Investors love the rundle concept because when done well it becomes very sticky with consumers and has miniscule marginal costs while providing the steady cash flow for the business.
Why Robinhood Changed Retail Investing Forever
Which is why 2021 is probably the single best time to bring the rundle concept to the brokerage industry. In finance 2020 was undoubtedly the year of RobinHood. Aided by work from home trend and stimulus checks retail came running back into the stock market for the first time in a generation sparking flashbacks of the heady days of 1999.
Moralize all you want about RH bros, about the clueless momentum chasing, about the comeuppance that is surely due to every wallstreetbets YOLO cowboy but the fact of the matter is that for the first time in a long time people are genuinely interested in stocks and the market and that is actually a good thing both for the long term health of the industry and the US economy as well.
Free Trading = Customer Engagement
The RH shift didn’t just happen because consumers were locked up and had cash to burn, but because RH completely upended the industry by introducing commission free trading and fractional share ownership allowing any Jane Dick and Harry to participate in the market with the ease of a Tinder swipe.
Let’s just put aside the controversy over the payment for order flow, the lack of phone numbers for customer service and recognize just how well RH has been able to use modern technology to provide a radically better investment experience. You don’t attract 20 million customers and force the whole industry to change the way it’s been doing business for decades unless you offer a service that customers truly want.
20 Million New Accounts
So while RH has revived the cult of the day trader competitors like Charles Schwab can now use the very same techniques of self service account opening and massive scale of cloud infrastructure to revolutionize the future of finance with the intro of an investing rundle.
How #SCHW Can Beat Robinhood At Its Own Game
There is no reason why the biggest retail brokers in the world could not offer a simple $5 a week subscription investment plan that would allow any US consumer to automatically buy stocks or ETFs of their choice in a continuous manner (which by the way also happens to be the single best way to invest for the long run) absolutely cost free. The big brokerages can even create a host of value add services like automatic dividend reinvestment schemes, easy foreign stock ownership and a million other options all FREE, FREE, FREE.
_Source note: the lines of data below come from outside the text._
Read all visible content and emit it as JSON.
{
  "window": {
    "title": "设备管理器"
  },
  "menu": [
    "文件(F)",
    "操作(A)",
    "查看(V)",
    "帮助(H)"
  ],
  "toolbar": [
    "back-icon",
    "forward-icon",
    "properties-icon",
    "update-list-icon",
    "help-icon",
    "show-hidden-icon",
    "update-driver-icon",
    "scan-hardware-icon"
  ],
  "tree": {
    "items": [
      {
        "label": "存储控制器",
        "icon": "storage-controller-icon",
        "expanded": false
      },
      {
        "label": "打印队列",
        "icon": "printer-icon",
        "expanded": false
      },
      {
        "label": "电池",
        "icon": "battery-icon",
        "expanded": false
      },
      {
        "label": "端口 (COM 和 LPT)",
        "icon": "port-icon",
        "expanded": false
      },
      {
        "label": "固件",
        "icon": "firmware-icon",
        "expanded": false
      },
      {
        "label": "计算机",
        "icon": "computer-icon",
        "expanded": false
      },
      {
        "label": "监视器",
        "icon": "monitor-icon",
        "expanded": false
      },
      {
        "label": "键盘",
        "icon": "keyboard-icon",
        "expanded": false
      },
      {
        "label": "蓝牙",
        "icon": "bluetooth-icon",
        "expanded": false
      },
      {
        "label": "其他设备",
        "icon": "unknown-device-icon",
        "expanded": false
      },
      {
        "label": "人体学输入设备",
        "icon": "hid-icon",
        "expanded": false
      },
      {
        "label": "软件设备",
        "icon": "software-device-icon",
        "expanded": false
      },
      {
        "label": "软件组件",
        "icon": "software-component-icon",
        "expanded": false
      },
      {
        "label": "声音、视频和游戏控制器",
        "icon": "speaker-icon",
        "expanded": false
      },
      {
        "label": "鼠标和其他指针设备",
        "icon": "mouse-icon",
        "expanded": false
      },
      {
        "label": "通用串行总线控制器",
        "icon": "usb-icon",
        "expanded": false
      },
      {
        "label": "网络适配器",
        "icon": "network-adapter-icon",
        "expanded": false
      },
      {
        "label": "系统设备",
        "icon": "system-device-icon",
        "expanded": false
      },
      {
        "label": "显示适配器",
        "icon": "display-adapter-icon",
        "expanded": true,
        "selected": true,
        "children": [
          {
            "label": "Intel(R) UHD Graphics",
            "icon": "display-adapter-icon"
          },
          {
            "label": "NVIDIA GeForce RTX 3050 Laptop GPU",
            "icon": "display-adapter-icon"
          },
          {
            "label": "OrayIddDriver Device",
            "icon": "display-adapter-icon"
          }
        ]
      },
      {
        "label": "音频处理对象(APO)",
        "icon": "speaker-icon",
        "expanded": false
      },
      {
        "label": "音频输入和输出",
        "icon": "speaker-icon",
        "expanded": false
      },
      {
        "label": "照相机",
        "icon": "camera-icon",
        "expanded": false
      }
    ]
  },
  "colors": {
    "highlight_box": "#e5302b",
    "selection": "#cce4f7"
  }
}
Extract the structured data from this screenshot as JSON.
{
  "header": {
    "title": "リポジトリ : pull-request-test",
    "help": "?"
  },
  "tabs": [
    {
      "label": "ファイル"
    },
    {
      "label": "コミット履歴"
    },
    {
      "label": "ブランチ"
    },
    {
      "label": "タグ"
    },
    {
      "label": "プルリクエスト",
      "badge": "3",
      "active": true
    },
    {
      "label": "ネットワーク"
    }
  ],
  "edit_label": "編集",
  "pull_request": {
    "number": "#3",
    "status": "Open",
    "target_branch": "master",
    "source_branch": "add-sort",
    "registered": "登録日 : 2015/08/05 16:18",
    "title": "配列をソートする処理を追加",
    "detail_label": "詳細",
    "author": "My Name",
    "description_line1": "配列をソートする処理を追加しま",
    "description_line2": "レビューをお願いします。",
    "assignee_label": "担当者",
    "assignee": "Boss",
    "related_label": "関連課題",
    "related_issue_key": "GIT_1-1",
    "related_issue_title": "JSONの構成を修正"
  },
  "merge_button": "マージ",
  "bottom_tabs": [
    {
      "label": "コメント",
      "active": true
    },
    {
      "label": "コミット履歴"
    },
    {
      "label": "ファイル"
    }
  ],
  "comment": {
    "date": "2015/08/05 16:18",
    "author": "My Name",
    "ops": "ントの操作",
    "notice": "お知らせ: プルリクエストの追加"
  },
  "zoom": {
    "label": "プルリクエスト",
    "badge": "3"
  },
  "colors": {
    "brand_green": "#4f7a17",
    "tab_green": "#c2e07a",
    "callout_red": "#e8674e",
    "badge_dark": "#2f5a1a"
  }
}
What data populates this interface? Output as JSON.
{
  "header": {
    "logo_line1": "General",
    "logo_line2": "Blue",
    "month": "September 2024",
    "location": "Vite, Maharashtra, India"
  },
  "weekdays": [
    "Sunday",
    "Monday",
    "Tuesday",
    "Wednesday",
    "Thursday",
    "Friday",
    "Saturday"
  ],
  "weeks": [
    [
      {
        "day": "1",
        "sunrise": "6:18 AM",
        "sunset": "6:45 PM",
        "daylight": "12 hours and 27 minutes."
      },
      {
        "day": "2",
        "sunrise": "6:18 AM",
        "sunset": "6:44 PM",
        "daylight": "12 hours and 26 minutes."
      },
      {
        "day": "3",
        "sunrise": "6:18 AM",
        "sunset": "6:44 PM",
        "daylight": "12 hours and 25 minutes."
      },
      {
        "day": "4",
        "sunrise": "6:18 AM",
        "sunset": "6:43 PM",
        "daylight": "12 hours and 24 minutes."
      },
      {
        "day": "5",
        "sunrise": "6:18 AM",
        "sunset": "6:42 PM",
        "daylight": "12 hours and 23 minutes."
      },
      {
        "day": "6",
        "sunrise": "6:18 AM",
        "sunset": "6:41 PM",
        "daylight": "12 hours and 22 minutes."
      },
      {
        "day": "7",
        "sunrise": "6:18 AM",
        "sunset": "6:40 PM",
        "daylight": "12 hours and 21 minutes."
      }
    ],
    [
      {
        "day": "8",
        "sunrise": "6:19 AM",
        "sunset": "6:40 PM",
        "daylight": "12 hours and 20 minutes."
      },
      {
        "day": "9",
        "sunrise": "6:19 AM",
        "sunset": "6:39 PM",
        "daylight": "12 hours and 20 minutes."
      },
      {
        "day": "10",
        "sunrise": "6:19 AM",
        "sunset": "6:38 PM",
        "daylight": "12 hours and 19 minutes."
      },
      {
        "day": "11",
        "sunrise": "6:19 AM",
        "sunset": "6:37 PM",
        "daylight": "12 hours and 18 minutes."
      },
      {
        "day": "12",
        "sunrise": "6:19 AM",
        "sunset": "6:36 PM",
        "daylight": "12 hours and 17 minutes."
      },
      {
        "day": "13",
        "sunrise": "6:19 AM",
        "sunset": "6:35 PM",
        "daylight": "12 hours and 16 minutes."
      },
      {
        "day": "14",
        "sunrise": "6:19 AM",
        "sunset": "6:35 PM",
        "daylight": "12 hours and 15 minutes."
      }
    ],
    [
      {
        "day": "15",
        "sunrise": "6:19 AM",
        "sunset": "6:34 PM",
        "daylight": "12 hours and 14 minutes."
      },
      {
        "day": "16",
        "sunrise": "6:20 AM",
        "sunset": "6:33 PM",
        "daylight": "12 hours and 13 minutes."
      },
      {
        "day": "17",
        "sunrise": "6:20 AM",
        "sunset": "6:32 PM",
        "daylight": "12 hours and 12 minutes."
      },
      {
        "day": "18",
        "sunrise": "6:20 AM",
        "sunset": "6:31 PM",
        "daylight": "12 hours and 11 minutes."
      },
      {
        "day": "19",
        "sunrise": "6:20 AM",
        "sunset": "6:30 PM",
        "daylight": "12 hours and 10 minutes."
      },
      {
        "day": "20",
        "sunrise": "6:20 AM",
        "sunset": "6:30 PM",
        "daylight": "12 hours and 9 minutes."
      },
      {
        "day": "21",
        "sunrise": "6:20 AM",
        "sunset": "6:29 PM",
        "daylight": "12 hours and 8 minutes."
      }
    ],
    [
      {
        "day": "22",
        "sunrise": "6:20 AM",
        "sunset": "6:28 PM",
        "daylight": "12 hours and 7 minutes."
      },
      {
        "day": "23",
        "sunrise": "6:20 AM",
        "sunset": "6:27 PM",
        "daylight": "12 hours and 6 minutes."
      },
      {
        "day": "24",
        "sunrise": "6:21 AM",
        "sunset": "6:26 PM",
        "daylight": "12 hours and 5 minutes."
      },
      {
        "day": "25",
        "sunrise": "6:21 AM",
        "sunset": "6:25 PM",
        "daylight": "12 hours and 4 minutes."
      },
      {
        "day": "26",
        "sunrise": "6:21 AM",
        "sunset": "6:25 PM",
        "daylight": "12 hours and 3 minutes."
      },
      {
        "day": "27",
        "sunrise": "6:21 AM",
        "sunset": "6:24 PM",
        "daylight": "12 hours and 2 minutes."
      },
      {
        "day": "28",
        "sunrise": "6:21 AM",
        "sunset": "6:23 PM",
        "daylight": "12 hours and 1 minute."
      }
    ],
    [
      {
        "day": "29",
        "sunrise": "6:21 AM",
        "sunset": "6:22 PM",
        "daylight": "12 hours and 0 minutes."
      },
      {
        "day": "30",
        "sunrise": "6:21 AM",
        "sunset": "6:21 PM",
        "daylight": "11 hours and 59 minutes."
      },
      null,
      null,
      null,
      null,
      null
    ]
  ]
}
The $5 Per Week Path to Profits
Of course nothing in life is free. Just like that $1.50 slice of pizza at Costco only exists so that they can have you as a member for life, the brokers will get their cut somewhere. But in the end they will be able to onboard millions of new users who for the very first time in their life can be exposed to the possibility of compound returns and the potential for wealth building. Five bucks a week can quickly turn to twenty and then maybe fifty and very soon both Charles Schwab and Mr. and Ms. Investor will be very happy with the results.
The technology exists today to make investing accessible to everyone in America, not just the top ten percent – will the big brokers take advantage of the most obvious business opportunity that lies ahead?